Cette façon de faire aberrante, c'est celle de notre système de santé. On connaît tous des personnes qui fréquentent les urgences d'hôpitaux et des cliniques sans nécessité ou qui obtiennent parfois des ordonnances pour des examens et des tests inutiles. Ceux-ci sont exécutés sans pénalité par des personnes et des établissements, même s'ils sont conscients qu'il s'agit d'un gaspillage.
S'il en est ainsi, c'est un peu parce que la rémunération à l'acte de nos médecins entrepreneurs incite à la surconsommation. Face à une demande de soins qui est presque illimitée, parce que gratuite, pas besoin d'être un génie pour comprendre que notre système est mal conçu à la base.

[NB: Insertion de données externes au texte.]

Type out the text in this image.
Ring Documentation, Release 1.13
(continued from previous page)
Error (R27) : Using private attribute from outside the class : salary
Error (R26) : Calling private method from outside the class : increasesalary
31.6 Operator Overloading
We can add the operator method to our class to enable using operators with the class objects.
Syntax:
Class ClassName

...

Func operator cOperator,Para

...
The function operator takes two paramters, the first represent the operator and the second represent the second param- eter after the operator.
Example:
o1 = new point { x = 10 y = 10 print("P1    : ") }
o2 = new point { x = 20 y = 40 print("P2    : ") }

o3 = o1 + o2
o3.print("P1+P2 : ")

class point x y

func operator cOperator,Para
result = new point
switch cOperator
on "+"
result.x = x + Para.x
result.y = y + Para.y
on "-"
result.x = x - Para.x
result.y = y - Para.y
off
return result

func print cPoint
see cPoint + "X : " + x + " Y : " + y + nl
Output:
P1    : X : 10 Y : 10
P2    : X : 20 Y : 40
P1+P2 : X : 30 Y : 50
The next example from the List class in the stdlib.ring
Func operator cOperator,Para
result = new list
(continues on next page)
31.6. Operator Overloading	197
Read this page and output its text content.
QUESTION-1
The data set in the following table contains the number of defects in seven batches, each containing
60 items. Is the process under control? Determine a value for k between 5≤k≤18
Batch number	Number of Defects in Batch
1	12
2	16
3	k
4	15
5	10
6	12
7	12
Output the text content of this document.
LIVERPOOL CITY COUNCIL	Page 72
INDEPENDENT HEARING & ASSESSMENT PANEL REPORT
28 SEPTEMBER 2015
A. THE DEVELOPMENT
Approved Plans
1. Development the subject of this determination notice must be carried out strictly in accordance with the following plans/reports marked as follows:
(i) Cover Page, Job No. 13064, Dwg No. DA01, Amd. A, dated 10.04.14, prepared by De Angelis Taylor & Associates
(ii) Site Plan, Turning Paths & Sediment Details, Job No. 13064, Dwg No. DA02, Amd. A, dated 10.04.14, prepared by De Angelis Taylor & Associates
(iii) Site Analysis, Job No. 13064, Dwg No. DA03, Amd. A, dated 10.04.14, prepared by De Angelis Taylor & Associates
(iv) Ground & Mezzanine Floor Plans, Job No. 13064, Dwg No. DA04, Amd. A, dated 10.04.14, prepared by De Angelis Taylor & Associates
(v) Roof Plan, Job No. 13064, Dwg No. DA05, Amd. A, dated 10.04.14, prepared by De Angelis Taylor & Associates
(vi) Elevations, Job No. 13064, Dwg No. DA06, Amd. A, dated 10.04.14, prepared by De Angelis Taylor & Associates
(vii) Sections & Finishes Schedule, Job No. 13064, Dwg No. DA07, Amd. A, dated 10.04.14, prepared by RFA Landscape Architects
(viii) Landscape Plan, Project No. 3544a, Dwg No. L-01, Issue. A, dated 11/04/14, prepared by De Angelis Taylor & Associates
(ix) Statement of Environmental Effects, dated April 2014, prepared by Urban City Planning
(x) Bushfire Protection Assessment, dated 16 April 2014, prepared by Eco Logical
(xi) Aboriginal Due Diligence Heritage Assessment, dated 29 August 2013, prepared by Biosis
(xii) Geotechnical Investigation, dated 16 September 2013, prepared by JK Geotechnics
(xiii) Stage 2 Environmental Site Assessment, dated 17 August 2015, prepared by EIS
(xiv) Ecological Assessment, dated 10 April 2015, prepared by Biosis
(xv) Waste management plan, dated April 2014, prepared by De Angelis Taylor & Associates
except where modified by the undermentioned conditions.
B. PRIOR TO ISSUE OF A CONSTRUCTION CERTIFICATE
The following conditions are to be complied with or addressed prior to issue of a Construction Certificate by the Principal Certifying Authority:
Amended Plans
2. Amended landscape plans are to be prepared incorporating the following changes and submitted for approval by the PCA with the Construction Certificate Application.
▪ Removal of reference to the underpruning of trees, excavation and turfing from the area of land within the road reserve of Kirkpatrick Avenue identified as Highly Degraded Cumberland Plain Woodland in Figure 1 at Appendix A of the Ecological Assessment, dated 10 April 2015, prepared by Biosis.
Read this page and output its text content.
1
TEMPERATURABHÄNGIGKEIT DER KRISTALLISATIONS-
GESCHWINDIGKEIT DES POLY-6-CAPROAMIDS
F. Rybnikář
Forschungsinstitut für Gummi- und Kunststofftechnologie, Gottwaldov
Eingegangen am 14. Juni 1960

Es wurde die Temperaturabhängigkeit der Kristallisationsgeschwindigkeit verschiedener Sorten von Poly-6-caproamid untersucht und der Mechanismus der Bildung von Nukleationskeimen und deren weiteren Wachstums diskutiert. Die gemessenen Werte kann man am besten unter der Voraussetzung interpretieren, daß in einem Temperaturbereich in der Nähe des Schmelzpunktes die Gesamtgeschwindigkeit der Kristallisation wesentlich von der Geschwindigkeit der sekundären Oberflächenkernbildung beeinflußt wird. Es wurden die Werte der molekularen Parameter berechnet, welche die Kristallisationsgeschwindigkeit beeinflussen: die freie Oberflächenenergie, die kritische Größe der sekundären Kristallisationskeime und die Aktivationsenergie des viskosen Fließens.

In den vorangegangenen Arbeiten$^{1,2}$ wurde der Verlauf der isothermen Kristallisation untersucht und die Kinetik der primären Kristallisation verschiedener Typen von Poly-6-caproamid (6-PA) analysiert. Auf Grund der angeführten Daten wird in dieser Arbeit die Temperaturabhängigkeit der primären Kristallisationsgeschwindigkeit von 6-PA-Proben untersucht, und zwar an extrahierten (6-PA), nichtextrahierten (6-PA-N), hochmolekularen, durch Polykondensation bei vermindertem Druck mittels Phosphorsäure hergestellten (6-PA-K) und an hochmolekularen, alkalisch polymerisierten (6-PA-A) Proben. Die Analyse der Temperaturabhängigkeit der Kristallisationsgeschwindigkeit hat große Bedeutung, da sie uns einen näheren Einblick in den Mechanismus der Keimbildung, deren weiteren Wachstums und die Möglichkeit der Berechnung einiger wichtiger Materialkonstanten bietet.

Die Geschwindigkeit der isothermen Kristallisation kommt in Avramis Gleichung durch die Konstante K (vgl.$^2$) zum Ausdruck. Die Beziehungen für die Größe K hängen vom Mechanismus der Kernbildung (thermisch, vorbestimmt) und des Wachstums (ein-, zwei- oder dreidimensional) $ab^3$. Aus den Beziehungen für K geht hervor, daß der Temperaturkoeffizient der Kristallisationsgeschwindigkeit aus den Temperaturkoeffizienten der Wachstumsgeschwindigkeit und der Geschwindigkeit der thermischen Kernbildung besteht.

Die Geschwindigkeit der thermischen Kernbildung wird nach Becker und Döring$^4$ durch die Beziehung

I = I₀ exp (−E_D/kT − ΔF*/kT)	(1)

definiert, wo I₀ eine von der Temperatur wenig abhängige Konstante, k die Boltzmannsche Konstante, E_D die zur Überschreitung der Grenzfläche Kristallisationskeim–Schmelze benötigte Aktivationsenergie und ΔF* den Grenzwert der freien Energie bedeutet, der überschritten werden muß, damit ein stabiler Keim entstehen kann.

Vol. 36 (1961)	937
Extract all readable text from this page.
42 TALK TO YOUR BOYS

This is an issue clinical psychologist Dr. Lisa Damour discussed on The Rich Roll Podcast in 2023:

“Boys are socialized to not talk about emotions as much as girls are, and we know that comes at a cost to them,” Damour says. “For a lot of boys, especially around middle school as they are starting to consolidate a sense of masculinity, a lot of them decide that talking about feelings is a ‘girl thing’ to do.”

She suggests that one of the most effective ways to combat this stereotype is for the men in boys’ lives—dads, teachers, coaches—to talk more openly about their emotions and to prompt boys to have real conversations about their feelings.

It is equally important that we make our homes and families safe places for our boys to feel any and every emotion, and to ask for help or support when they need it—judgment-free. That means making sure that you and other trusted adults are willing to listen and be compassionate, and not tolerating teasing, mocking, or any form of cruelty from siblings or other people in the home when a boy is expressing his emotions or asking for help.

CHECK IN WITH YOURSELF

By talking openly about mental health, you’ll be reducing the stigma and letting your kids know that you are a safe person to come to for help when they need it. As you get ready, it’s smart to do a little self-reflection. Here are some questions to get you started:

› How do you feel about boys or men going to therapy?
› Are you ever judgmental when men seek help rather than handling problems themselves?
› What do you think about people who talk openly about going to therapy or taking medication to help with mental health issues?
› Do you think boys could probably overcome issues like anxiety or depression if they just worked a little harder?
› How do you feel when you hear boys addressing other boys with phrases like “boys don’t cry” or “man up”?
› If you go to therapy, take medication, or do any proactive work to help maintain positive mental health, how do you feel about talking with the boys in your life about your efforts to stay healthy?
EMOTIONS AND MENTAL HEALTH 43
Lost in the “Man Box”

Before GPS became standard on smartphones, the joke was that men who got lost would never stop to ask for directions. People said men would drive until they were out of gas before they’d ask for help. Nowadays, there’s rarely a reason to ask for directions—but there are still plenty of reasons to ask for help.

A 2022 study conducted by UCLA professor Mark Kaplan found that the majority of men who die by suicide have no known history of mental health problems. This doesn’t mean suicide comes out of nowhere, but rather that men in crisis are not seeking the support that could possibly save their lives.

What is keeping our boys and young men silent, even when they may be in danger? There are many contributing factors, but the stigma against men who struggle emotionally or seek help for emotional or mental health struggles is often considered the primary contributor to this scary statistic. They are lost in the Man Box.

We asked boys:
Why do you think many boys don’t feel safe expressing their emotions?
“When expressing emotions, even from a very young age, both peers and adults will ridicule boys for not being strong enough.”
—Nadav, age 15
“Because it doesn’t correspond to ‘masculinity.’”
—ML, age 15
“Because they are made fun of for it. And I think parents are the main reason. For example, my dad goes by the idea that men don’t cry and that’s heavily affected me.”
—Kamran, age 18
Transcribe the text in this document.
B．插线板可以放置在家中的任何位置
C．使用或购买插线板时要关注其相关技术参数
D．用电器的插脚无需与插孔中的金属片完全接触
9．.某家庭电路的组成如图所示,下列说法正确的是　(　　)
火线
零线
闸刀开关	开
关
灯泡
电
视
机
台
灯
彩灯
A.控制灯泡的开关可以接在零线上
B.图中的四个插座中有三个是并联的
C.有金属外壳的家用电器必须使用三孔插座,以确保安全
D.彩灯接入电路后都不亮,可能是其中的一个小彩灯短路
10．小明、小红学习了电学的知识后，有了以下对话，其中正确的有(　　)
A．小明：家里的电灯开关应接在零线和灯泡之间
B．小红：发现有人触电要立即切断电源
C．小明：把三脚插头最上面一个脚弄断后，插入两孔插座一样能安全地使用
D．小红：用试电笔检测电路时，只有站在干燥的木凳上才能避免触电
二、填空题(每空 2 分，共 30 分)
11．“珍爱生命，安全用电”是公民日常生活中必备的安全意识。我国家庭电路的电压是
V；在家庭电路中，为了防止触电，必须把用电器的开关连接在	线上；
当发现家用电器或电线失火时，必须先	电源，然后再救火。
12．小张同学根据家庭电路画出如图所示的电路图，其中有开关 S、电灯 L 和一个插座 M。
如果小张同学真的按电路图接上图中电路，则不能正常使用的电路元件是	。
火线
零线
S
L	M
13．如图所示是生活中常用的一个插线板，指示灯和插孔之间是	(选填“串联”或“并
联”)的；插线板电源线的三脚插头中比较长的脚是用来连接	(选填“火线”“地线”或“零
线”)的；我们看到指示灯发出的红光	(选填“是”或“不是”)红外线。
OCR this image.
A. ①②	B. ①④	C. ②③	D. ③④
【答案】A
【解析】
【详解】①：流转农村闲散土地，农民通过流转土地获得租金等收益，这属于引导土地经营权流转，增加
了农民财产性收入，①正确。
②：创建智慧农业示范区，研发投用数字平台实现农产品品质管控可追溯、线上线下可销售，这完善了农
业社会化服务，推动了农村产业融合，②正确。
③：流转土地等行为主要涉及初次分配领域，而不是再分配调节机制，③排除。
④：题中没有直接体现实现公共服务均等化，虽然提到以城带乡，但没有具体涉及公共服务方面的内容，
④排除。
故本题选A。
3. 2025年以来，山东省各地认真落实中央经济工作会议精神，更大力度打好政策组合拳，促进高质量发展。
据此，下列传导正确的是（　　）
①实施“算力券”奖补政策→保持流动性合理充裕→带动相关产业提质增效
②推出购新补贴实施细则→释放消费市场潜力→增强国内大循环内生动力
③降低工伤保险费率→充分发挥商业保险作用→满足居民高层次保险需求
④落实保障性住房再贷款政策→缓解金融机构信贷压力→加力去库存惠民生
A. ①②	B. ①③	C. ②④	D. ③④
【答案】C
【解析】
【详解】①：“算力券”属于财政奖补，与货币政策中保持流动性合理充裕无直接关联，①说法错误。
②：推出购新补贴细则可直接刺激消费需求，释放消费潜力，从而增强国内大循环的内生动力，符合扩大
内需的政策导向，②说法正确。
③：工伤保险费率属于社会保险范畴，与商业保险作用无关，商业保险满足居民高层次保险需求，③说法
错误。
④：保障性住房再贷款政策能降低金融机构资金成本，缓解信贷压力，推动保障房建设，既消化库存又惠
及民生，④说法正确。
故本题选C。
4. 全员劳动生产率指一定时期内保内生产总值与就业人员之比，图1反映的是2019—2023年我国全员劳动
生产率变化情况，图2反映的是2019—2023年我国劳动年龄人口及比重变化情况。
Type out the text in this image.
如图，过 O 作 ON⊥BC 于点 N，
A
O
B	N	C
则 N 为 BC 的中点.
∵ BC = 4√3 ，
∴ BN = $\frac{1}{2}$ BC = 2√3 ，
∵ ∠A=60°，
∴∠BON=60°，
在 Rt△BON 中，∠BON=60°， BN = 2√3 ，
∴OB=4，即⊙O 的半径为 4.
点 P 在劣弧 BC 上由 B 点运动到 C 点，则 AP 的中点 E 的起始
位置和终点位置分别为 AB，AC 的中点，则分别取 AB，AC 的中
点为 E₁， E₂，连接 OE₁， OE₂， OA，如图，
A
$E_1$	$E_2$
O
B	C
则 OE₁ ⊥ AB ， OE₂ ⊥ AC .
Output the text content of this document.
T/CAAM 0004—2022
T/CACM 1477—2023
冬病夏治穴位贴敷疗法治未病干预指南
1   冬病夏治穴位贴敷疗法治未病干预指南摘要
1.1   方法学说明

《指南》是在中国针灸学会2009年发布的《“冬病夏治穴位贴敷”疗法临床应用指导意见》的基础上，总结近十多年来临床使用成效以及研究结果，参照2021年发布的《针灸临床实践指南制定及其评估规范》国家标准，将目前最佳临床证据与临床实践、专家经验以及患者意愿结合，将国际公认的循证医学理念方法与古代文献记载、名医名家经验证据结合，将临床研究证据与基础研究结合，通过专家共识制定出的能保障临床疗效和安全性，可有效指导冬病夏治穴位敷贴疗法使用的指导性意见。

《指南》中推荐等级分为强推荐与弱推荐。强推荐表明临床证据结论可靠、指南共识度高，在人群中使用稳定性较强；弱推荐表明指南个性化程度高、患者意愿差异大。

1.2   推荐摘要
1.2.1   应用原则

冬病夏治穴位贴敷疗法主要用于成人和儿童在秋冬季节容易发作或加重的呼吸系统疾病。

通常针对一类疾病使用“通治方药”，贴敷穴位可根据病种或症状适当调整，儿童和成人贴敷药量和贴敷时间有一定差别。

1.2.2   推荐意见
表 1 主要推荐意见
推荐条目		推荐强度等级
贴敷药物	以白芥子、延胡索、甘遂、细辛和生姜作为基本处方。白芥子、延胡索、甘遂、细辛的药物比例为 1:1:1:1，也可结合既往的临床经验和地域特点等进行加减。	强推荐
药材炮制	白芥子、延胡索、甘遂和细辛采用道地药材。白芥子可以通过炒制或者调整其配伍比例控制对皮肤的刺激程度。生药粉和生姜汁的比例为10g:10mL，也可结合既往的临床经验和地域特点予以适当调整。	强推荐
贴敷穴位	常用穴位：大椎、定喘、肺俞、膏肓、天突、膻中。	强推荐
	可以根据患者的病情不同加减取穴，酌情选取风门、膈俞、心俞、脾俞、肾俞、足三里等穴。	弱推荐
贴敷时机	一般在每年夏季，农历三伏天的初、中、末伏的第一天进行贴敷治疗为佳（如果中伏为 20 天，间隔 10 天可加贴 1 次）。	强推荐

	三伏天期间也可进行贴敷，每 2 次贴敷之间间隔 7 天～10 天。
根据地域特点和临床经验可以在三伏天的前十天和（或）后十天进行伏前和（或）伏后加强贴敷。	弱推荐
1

D'ailleurs, à en juger par les 498 pages du Manuel de facturation des omnipraticiens (auquel s'ajoute une convention collective de 730 pages) et les 834 pages du Manuel de facturation des spécialistes, il n'est pas étonnant que même les médecins ne s'y retrouvent pas. Le chroniqueur Francis Vailles, de La Presse, démontrait récemment par plusieurs exemples de tarifs tarabiscotés, l'aberration de ce système conçu par des bureaucrates et complexifié à l'extrême au fil des négociations des fédérations de médecins, qui ont toujours une main sur une calculette et une autre sur un terminal de paiement.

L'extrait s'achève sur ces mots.